Patient Derived Xenograft: Transcriptomic Biomarkers of Breast Cancer
Animal models have been widely used for experimentation and the mouse is a signature organism that is present in many labs. In this project, we will learn about the technological advances that allow us to improve the animal models in ways that enable discovery of biomarkers that could be more relevant to a disease detected in humans.
In a PDX model, a human tumor sample is implanted into immune-deficient mice, and human stroma is generally replaced by mouse stroma. Recently it was recognized that this approach also provides a simple and reliable method for separation of tumor and stroma expression profiles. The completeness of replacement can be evaluated by measuring the expression levels of human stromal markers, such as CAF markers fibroblast activation protein alpha (FAP) and chondroitin sulfate proteoglycan 4 (CSPG4). Thus, sequencing PDX-samples and measuring expression level of genes we can consider positively expressed human genes as genes expressed in tumor cells, and positively expressed mouse genes as genes expressed in stroma cells. These types of studies have their own limitations, but allow extensive characterization of human or even a specific patient tissue behavior in a lab environment.
This is an exciting project for those interested in translational research and biomarker use in cancer subtype characterization and associated technical skills needed to properly process data, eliminate technical issues and use machine learning tools to extract meaningful insights from complex molecular datasets.
Key Concepts:
Tumor Microenvironment – extracellular matrix, immune system and tumor cells: In the tumour microenvironment, cancer cells directly interact with both the immune system and the stroma. It is firmly established that the immune system, historically believed to be a major part of the body’s defence against tumour progression, can be reprogrammed by tumour cells to be ineffective, inactivated, or even acquire tumour promoting phenotypes. Likewise, stromal cells and extracellular matrix can also have pro- and anti-tumour properties.

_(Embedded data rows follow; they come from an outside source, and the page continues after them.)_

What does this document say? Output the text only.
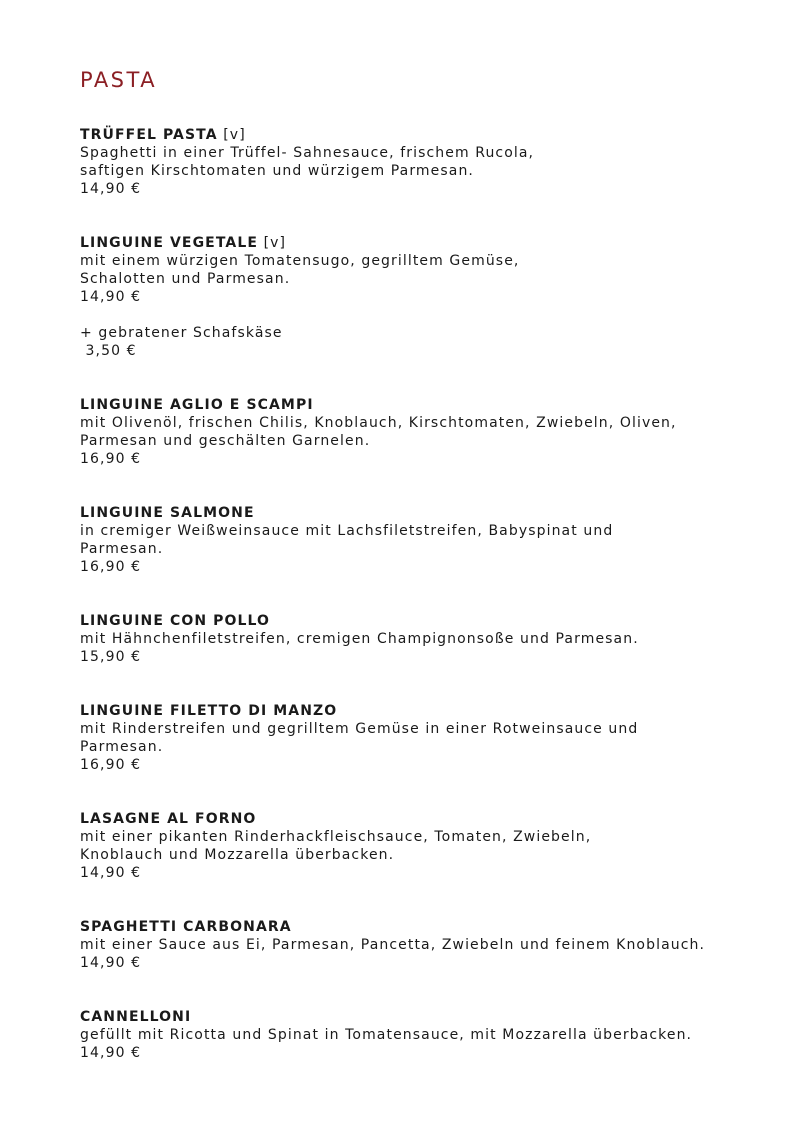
PASTA
TRÜFFEL PASTA [v]
Spaghetti in einer Trüffel- Sahnesauce, frischem Rucola,
saftigen Kirschtomaten und würzigem Parmesan.
14,90 €
LINGUINE VEGETALE [v]
mit einem würzigen Tomatensugo, gegrilltem Gemüse,
Schalotten und Parmesan.
14,90 €
+ gebratener Schafskäse
3,50 €
LINGUINE AGLIO E SCAMPI
mit Olivenöl, frischen Chilis, Knoblauch, Kirschtomaten, Zwiebeln, Oliven,
Parmesan und geschälten Garnelen.
16,90 €
LINGUINE SALMONE
in cremiger Weißweinsauce mit Lachsfiletstreifen, Babyspinat und
Parmesan.
16,90 €
LINGUINE CON POLLO
mit Hähnchenfiletstreifen, cremigen Champignonsoße und Parmesan.
15,90 €
LINGUINE FILETTO DI MANZO
mit Rinderstreifen und gegrilltem Gemüse in einer Rotweinsauce und
Parmesan.
16,90 €
LASAGNE AL FORNO
mit einer pikanten Rinderhackfleischsauce, Tomaten, Zwiebeln,
Knoblauch und Mozzarella überbacken.
14,90 €
SPAGHETTI CARBONARA
mit einer Sauce aus Ei, Parmesan, Pancetta, Zwiebeln und feinem Knoblauch.
14,90 €
CANNELLONI
gefüllt mit Ricotta und Spinat in Tomatensauce, mit Mozzarella überbacken.
14,90 €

Breast cancer subtypes: This project will cover several types of cancer subtypes that are often times determined by the origin of the tumor cell type. The subtypes can be hard to determine and categorize, but recent studies in gene expression have led to a number of methods that leverage gene expression for this purpose.
Patient-derived Xenograft Models: PDX models are animals that were modified to be used as an environment for human tumors that can be studied.
Drug Efficacy Studies: In drug discovery, the challenge is to identify an active molecule or intervention that is effective and at the same time not too toxic to normal cells that it ultimately treats disease. Efficacy can be defined as the performance of an intervention under ideal and controlled circumstances, whereas effectiveness refers to its performance under ‘real-world’ conditions.
Practical Skills:
RNA-seq: Next Generation Sequencing data has specific characteristics requiring an appropriate method to process the raw data and turn it into a useful resource we can study. The short reads need to be aligned to a reference genome, accurately measured and put into readable form.
Generating a table of gene expression using the RNA-Seq by Expectation Maximization (RSEM) method takes the prepared data that is annotated with position information extracted from a reference and quantified using a statistical method that converts the “count” of reads with various lengths into a “level of expression” number for the whole gene or isoform.
Classification and Feature Selection: using the gene expression table we will learn how to train a statistical model to classify a dataset using an annotated “training dataset” and use feature selection to identify the minimum number of features that are most informative in this process.